The script has to work out what the longest word in each column is, and for that it needs to read through the entire input. I think perhaps there may be better ways of doing this, but here's what I did.
Because this script needs two passes over the input, we store the current record in an array called records
in line 32. Worthy of note here is that each field in a record is represented by its positional variable i.e. $1
, $2
, and so on, and $0
represents the entire record. In lines 33-35 we build up an array fieldlengths
of the longest field by position. Arguably we only really need to remember the longest lengths of the fields in fieldlist
, but hey.
The END
pattern
Lines 40-49 represent the action for the special END
pattern, i.e. once the records have been processed (once). At this stage we have the longest lengths for each of the fields (columns), and now we just need to go through the input again, which we have in the records
array.
In line 42 we use the split
function to split out the record we're processing into an array called fields
:
split(records[record], fields, FS)
The third argument supplied to this call is FS
, which is another special variable representing the field separator for this execution. Remember the -F/
option in the invocation, shown earlier? In this case, the value of FS
is also therefore /
. If the field separator is different (the default is whitespace) then the value of FS
will be different too.
Then in lines 43-46 we start printing out each chosen field (remember, the chosen ones are in fieldlist
). The printf
call in line 45 is special, let's break that down here:
printf "%*-s", fieldlengths[f] + GAP, fields[f]

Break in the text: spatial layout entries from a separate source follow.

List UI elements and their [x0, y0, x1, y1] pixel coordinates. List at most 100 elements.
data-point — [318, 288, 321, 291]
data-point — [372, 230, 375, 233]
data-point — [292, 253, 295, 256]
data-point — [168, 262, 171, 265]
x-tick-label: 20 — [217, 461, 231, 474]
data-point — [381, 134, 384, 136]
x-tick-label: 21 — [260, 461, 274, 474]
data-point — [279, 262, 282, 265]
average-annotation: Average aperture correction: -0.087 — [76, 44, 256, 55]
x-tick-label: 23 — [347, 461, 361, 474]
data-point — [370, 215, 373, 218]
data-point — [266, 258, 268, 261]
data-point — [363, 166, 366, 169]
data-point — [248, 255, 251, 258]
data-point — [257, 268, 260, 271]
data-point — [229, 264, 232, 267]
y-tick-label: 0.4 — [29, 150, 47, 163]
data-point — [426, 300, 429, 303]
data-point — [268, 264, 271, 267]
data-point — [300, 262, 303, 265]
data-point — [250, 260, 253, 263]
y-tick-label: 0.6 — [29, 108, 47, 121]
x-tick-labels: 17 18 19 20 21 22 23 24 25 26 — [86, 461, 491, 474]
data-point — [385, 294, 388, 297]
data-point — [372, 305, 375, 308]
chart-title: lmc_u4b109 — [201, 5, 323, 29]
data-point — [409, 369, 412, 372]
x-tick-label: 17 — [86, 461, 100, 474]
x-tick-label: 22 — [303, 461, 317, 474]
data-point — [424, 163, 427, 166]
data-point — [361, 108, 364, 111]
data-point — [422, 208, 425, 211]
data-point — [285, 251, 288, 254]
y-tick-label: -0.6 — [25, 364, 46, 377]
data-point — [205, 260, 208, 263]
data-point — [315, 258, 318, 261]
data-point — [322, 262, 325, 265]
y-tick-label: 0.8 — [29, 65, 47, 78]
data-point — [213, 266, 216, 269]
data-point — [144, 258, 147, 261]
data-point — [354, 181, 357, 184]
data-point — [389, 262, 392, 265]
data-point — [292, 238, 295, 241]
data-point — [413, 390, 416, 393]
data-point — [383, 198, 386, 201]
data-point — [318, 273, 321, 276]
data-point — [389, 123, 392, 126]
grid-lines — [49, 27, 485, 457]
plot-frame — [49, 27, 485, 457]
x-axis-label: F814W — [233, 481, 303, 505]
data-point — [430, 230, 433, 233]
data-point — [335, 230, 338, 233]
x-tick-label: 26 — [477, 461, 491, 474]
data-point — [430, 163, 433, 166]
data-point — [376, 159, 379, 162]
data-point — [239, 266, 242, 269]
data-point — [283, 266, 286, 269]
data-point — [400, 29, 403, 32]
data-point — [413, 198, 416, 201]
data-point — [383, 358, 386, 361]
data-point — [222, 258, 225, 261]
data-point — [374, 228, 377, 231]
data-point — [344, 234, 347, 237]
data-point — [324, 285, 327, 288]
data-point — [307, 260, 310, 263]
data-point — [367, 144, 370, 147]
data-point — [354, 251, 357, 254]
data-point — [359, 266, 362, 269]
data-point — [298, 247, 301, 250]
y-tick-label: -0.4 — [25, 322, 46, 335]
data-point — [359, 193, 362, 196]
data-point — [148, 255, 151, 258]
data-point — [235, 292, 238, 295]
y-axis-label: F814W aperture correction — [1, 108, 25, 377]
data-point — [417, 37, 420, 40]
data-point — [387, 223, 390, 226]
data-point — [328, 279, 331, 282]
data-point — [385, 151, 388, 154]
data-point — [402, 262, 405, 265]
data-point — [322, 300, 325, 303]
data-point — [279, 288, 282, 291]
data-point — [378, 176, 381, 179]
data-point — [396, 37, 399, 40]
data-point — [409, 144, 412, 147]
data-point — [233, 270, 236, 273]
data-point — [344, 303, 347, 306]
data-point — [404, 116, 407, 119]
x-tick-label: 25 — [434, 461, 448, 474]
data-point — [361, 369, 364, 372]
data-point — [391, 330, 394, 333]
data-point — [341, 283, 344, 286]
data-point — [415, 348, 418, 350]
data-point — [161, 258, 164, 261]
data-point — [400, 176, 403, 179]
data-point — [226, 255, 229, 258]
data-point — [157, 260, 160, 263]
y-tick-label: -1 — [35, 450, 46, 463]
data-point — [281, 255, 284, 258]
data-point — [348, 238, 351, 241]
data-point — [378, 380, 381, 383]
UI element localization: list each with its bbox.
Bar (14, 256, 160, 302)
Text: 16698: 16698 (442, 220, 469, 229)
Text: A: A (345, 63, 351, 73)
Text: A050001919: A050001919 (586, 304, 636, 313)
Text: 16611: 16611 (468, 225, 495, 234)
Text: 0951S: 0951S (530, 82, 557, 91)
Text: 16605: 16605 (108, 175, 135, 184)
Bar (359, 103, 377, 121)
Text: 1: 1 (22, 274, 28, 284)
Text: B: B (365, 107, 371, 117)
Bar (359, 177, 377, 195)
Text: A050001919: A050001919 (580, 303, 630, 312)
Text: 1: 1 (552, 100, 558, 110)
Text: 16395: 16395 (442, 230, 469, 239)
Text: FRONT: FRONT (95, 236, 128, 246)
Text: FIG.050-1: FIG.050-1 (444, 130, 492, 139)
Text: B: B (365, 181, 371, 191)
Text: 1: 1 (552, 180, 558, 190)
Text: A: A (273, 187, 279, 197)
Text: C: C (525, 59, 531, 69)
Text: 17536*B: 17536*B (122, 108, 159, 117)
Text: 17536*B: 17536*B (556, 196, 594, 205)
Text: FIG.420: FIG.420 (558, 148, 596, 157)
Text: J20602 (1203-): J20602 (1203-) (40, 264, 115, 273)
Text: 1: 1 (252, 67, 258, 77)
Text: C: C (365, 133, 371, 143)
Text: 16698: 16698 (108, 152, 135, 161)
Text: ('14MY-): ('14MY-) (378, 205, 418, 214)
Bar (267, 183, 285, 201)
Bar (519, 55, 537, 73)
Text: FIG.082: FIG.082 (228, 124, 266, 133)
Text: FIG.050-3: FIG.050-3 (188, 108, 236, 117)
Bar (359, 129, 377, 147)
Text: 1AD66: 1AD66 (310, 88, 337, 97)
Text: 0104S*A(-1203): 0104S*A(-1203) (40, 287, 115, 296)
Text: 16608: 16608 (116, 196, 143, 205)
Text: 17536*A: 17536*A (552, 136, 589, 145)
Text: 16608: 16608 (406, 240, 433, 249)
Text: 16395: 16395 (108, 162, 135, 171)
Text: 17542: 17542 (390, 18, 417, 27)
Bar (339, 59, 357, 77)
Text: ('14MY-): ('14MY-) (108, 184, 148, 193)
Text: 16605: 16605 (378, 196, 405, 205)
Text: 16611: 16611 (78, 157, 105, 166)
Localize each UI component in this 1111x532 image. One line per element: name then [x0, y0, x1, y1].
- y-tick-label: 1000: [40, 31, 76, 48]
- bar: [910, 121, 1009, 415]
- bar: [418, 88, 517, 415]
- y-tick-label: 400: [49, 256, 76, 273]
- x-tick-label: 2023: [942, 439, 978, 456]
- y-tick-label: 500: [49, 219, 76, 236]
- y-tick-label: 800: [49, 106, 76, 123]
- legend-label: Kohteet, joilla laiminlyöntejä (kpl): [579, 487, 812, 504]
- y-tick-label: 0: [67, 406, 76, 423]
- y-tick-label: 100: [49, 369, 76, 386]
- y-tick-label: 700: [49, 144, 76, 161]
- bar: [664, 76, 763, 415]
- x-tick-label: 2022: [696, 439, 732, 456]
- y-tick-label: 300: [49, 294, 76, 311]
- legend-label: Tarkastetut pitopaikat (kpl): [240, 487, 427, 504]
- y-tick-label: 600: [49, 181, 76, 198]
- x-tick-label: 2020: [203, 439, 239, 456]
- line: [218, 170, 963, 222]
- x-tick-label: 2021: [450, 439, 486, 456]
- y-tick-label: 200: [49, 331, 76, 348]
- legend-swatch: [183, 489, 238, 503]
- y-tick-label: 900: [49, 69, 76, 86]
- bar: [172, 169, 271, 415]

Like other flavours of printf
, this one also takes a pattern and one or more variables to substitute into that pattern. The pattern here is for a single variable, and is %*-s
. This means that the variable to print is a string (basic form is %s
), which should be padded out, left justified (-
) by a value also to be supplied as a variable (*
).
So we need to supply two variables, the width to which the variable value should be padded, and the variable itself. And that's what is supplied. First, we have fieldlengths[f] + GAP
, which works out to be the longest length for that field (column), plus zero or more spaces as defined in GAP
. Then we have the variable that we want printed, i.e. fields[f]
.
Noting that printf
won't print a newline unless it's explicitly given (as \n
), this works well because then the consecutive fields are printed on the same line. Line 47 takes care of printing a newline when all the fields are output for that record.
And that's it. As the tagline for this blog says, I reserve the right to be wrong. I'm not a proficient AWK scripter, but this works for me.
Happy scripting!
Update #1, later the same day: Over on Lobsters, the user gioele contributed a pipeline version, which also helps me in a different area (small pieces loosely joined) of the same Unix meditation: find ~/gh -type | cut -d/ -f5,6,7 | column -s/ -t
. Thanks gioele!
Update #2, even later the same day: Over on Reddit, the user oh5nxo puts me right; in an earlier version of this script (and this blog post) I'd put the lines of code that are now in the NR == 1
<action> block inside the main (default) <action> block, as I'd mistakenly thought that I'd have to otherwise repeat some code. That wasn't the case. Thanks for sharing your knowledge, oh5nxo! I've updated the script and this post to reflect that.